Fraud, So Much Fraud
September 27th, 2024Hmm, I wonder what other aspects of medical research are subject to, “Multiple, widespread, blatant instances of fraud”…
Get your boosters, though. *snort*
Via: Science:
It’s about Eliezer Masliah, who since 2016 has been the head of the Division of Neuroscience in the National Institute on Aging (NIA), and whose scientific publication record over at least the past 25 years shows multiple, widespread, blatant instances of fraud. There it is in about as few words as possible.

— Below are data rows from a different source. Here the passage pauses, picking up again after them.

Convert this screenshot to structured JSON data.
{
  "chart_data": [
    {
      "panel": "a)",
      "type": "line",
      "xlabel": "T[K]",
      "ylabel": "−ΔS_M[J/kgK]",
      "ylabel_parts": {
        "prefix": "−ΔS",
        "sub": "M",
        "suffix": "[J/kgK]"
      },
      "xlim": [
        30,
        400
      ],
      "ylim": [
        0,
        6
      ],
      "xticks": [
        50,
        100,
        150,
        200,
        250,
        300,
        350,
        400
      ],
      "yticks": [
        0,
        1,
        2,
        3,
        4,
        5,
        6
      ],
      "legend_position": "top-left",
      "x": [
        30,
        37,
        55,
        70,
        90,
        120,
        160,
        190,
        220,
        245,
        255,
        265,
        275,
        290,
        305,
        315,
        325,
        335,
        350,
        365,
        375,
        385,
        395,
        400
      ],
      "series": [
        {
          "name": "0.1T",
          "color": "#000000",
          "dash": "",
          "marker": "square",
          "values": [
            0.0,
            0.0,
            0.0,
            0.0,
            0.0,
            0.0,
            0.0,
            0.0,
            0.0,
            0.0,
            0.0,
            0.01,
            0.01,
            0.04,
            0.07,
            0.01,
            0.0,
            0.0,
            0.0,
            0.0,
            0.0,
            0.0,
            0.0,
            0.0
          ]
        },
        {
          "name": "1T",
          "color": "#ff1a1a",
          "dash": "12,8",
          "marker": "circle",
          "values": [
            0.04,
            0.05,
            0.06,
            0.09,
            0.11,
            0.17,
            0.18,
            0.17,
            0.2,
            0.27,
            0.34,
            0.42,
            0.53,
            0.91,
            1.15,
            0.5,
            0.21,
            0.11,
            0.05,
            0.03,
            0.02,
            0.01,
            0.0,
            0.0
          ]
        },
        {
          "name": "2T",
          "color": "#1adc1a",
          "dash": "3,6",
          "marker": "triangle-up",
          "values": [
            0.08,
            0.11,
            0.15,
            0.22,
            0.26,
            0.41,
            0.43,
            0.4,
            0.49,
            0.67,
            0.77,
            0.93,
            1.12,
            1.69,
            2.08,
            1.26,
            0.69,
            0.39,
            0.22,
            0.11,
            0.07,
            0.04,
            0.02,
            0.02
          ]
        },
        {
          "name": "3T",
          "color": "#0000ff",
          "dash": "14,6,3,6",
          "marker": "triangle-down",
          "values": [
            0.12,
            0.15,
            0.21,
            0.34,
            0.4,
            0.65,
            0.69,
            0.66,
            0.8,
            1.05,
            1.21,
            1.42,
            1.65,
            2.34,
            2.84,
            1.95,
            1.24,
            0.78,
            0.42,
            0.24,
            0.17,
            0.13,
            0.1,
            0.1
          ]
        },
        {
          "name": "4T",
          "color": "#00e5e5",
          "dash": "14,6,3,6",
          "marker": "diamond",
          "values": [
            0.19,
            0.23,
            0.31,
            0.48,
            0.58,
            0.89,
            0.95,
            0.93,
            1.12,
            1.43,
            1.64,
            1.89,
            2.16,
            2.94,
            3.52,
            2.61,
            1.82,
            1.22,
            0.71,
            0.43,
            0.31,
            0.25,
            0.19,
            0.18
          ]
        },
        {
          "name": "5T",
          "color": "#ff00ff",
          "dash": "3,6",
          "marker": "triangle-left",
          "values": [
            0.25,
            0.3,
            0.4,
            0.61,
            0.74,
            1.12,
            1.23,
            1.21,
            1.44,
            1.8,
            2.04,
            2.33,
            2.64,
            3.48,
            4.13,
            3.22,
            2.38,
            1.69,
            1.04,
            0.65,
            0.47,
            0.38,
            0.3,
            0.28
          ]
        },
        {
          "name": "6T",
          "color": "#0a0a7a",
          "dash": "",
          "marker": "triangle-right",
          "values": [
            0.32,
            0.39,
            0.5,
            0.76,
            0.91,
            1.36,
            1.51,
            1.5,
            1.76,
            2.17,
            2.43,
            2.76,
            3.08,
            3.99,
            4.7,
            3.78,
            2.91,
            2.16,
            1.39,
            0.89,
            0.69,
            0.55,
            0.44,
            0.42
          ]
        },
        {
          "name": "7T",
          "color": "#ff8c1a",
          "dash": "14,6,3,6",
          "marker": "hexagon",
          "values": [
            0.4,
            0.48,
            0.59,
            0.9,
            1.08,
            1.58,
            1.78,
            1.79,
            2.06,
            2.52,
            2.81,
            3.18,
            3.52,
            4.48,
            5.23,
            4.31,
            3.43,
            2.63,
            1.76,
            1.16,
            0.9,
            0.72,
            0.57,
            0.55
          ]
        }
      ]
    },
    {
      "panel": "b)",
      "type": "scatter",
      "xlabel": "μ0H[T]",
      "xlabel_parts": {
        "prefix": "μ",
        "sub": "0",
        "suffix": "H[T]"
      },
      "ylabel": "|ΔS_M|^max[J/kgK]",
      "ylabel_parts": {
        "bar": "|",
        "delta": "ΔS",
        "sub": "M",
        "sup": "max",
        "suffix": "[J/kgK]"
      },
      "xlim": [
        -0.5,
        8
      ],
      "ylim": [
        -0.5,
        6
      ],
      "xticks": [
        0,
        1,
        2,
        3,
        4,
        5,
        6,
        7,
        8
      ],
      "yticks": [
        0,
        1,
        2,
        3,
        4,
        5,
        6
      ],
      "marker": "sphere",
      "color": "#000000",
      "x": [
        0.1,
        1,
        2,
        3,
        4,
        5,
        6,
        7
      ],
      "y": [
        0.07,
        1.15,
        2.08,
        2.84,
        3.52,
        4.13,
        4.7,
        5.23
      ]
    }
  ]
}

As is so often the case, image manipulation is at the heart of the scandal. Readers here will be all too familiar with the techniques of cutting and pasting Western blots in order to make them tell the story the authors want told, and of re-using images and parts of images over and over even when they’re supposed to be produced from different experiments at different times. That’s what we’re seeing here, and a 300-page dossier has been assembled with examples of it. Splicing, cloning, overlaying, copy-and-pasting, duplication of the same image with different captions about different research in different journals: a great deal of effort seems to have gone into carefully doctoring, cleaning, beautifying, and spicing up these papers digitally. After looking over examples, I find the evidence convincing and impossible to explain (at least in my mind) as anything other than sustained, deliberate acts of deception lasting for decades. Hundreds of them. Again and again. The dossier references 132 papers with apparent problems. Unfortunately, these include many highly cited papers on mechanisms of synaptic damage (Masliah specialized in Alzheimer’s and Parkinson’s mechanisms, particularly around the alpha-synuclein protein).
Masliah got his MD at the National Autonomous University of Mexico.
If there is a personal bio of him online, I didn’t find it after searching several sites.
Different sites say his last name is most frequently found in the Phillipines, Indonesia or the West Indies.
So we don’t know where he was born or grew up and learned his morals and ethics, though medical ethics should come from med school.